The example shows an end-to-end pipeline:

  1. Train an Inception V3 model with a flower photo dataset by transfer learning.

  2. Execute the calibration by Intel® Neural Compressor.

  3. Quantize and accelerate the inference by Intel® Extension for Tensorflow* for GPU and CPU.

Configuration

Intel® Extension for Tensorflow* Version

Install Intel® Extension for Tensorflow* >= 2.13.0.0 for this feature.

Enable oneDNN Graph

By default, oneDNN Graph is enabled in Intel® Extension for Tensorflow* for INT8 models.

Enable it explicitly by:

  import os
  os.environ["ITEX_ONEDNN_GRAPH"] = "1"

Disable Constant Folding Function

We need to disable Constant Folding function in 2 stages:

  1. Intel® Neural Compressor creates QDQ quantization model.

  2. Intel® Extension for Tensorflow* executes the oneDNN Graph quantization path.

There are 2 methods to configure:

a. Environment Variable

export ITEX_TF_CONSTANT_FOLDING=0

b. Python API

from tensorflow.core.protobuf import rewriter_config_pb2

infer_config = tf.compat.v1.ConfigProto()
infer_config.graph_options.rewrite_options.constant_folding = rewriter_config_pb2.RewriterConfig.OFF

session = tf.compat.v1.Session(config=infer_config)
tf.compat.v1.keras.backend.set_session(session)

Hardware Environment

Support: Intel® Xeon® CPU & Intel® Data Center Flex Series GPU.

CPU

It’s recommended to run the example on the Intel® Xeon® processors, which supports Intel® Deep Learning Boost or Intel® Advanced Matrix Extensions.

Without the hardware features above for AI workloads, the performance speedup with FP32 will not be increased much.

Check Intel® Deep Learning Boost

In Linux, run command:

lscpu | grep vnni

You are expected to see avx_vnni and avx512-vnni, otherwise your processors do not support Intel® Deep Learning Boost.

Check Intel® Advanced Matrix Extensions

In Linux, run command:

lscpu | grep amx

You are expected to see amx_bf16 and amx_int8, otherwise your processors do not support Intel® Advanced Matrix Extensions.

GPU

Support: Intel® Data Center Flex Series GPU.

Local Server

Install the GPU driver and oneAPI packages by referring to Intel GPU Software Installation.

Intel® DevCloud

If you have no CPU support Intel® Deep Learning Boost or Intel® Advanced Matrix Extensions or no Intel GPU support INT8, you could register on Intel® DevCloud and try this example on an second generation Intel® Xeon based processors or newer.
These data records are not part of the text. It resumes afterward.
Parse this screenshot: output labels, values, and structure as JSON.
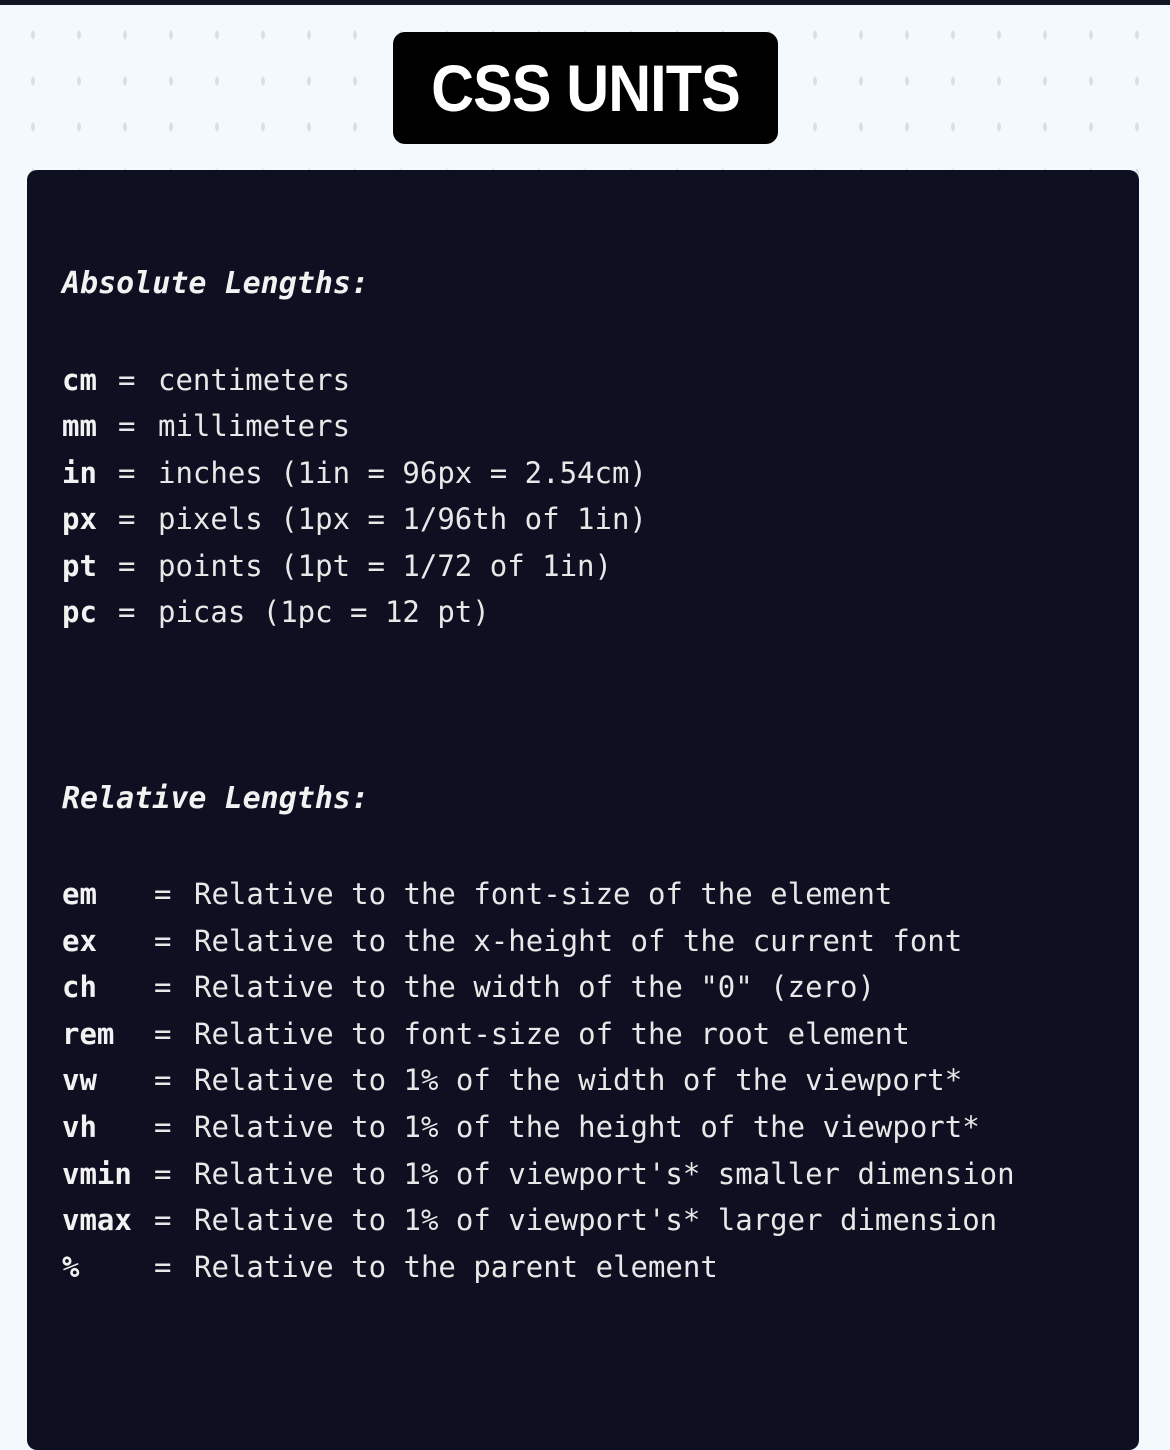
{
  "title": "CSS UNITS",
  "absolute": {
    "heading": "Absolute Lengths:",
    "items": [
      {
        "unit": "cm",
        "desc": "centimeters"
      },
      {
        "unit": "mm",
        "desc": "millimeters"
      },
      {
        "unit": "in",
        "desc": "inches (1in = 96px = 2.54cm)"
      },
      {
        "unit": "px",
        "desc": "pixels (1px = 1/96th of 1in)"
      },
      {
        "unit": "pt",
        "desc": "points (1pt = 1/72 of 1in)"
      },
      {
        "unit": "pc",
        "desc": "picas (1pc = 12 pt)"
      }
    ]
  },
  "relative": {
    "heading": "Relative Lengths:",
    "items": [
      {
        "unit": "em",
        "desc": "Relative to the font-size of the element"
      },
      {
        "unit": "ex",
        "desc": "Relative to the x-height of the current font"
      },
      {
        "unit": "ch",
        "desc": "Relative to the width of the \"0\" (zero)"
      },
      {
        "unit": "rem",
        "desc": "Relative to font-size of the root element"
      },
      {
        "unit": "vw",
        "desc": "Relative to 1% of the width of the viewport*"
      },
      {
        "unit": "vh",
        "desc": "Relative to 1% of the height of the viewport*"
      },
      {
        "unit": "vmin",
        "desc": "Relative to 1% of viewport's* smaller dimension"
      },
      {
        "unit": "vmax",
        "desc": "Relative to 1% of viewport's* larger dimension"
      },
      {
        "unit": "%",
        "desc": "Relative to the parent element"
      }
    ]
  },
  "equals": "="
}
To learn more about working with Intel® DevCloud, refer to Intel® DevCloud

Running Environment

  1. Install Python versions >=3.8 and versions <=3.10 supported by Intel® Extension for Tensorflow*.
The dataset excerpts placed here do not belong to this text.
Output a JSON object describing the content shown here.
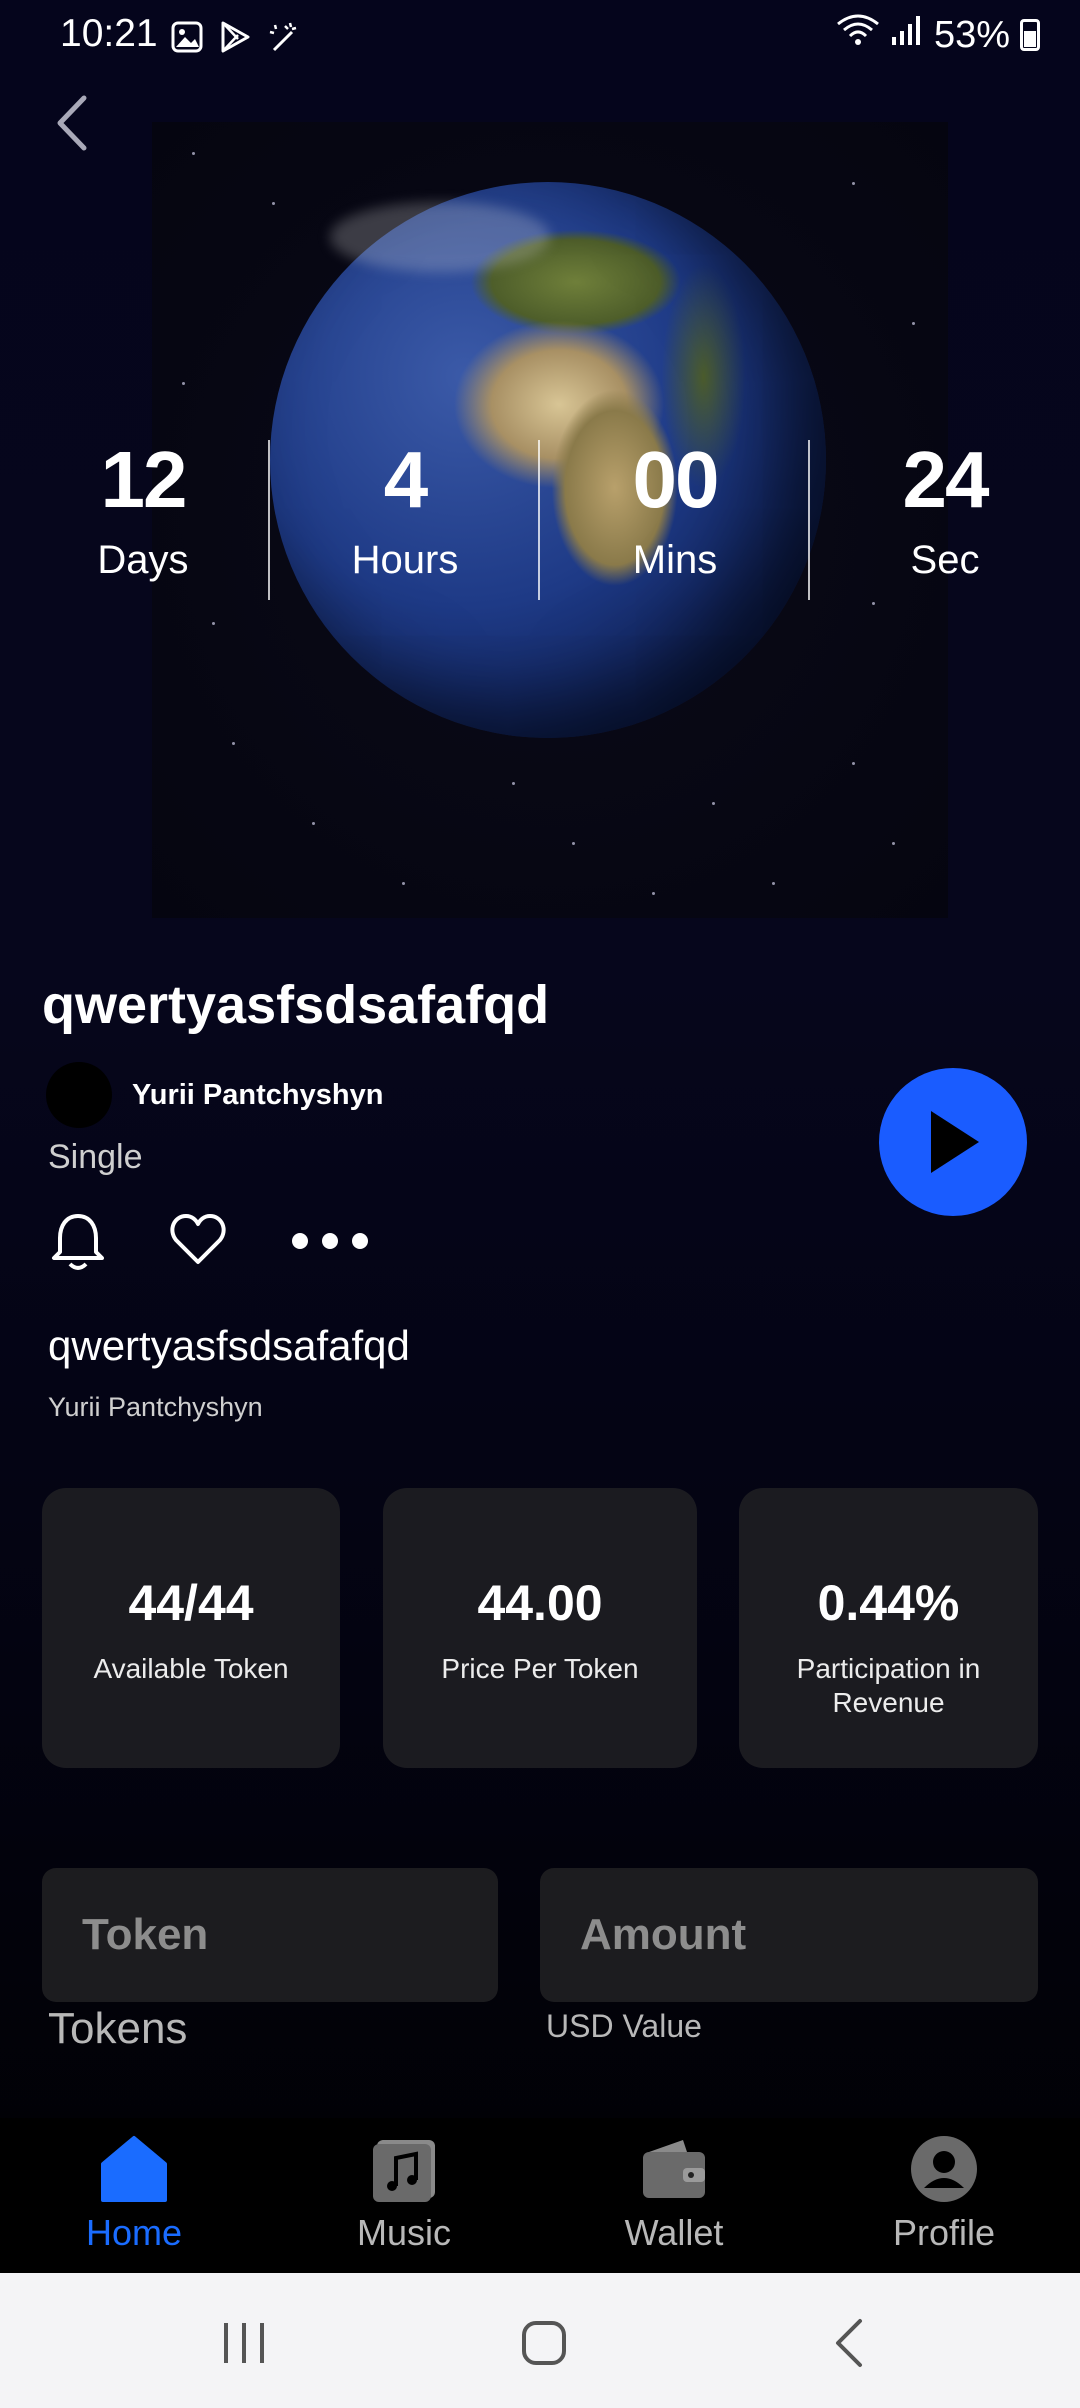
{
  "status": {
    "time": "10:21",
    "battery": "53%"
  },
  "countdown": [
    {
      "value": "12",
      "label": "Days"
    },
    {
      "value": "4",
      "label": "Hours"
    },
    {
      "value": "00",
      "label": "Mins"
    },
    {
      "value": "24",
      "label": "Sec"
    }
  ],
  "track": {
    "title": "qwertyasfsdsafafqd",
    "artist": "Yurii Pantchyshyn",
    "type": "Single",
    "subtitle": "qwertyasfsdsafafqd",
    "subartist": "Yurii Pantchyshyn"
  },
  "stats": [
    {
      "value": "44/44",
      "label": "Available Token"
    },
    {
      "value": "44.00",
      "label": "Price Per Token"
    },
    {
      "value": "0.44%",
      "label": "Participation in Revenue"
    }
  ],
  "form": {
    "token_placeholder": "Token",
    "token_caption": "Tokens",
    "amount_placeholder": "Amount",
    "amount_caption": "USD Value"
  },
  "nav": {
    "home": "Home",
    "music": "Music",
    "wallet": "Wallet",
    "profile": "Profile"
  },
  "colors": {
    "accent": "#1a5cff",
    "card_bg": "#1b1b20"
  }
}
  2. Create the running Python Virtual environment env_itex.

bash pip_set_env.sh
  1. Activate

source env_itex/bin/activate

Startup Jupyter Notebook

  1. Startup

bash run_jupyter.sh

...
http://xxx.yyy.com:8888/xxxxxxxx
  1. Open the link outputted by Jupyter Notebook in your browser.

  2. Choose and open the quantize_inception_v3.ipynb in Jupyter Notebook.

Set the kernel to “env_itex”.

Execute the code as the guide.

License

Code samples are licensed under the MIT license.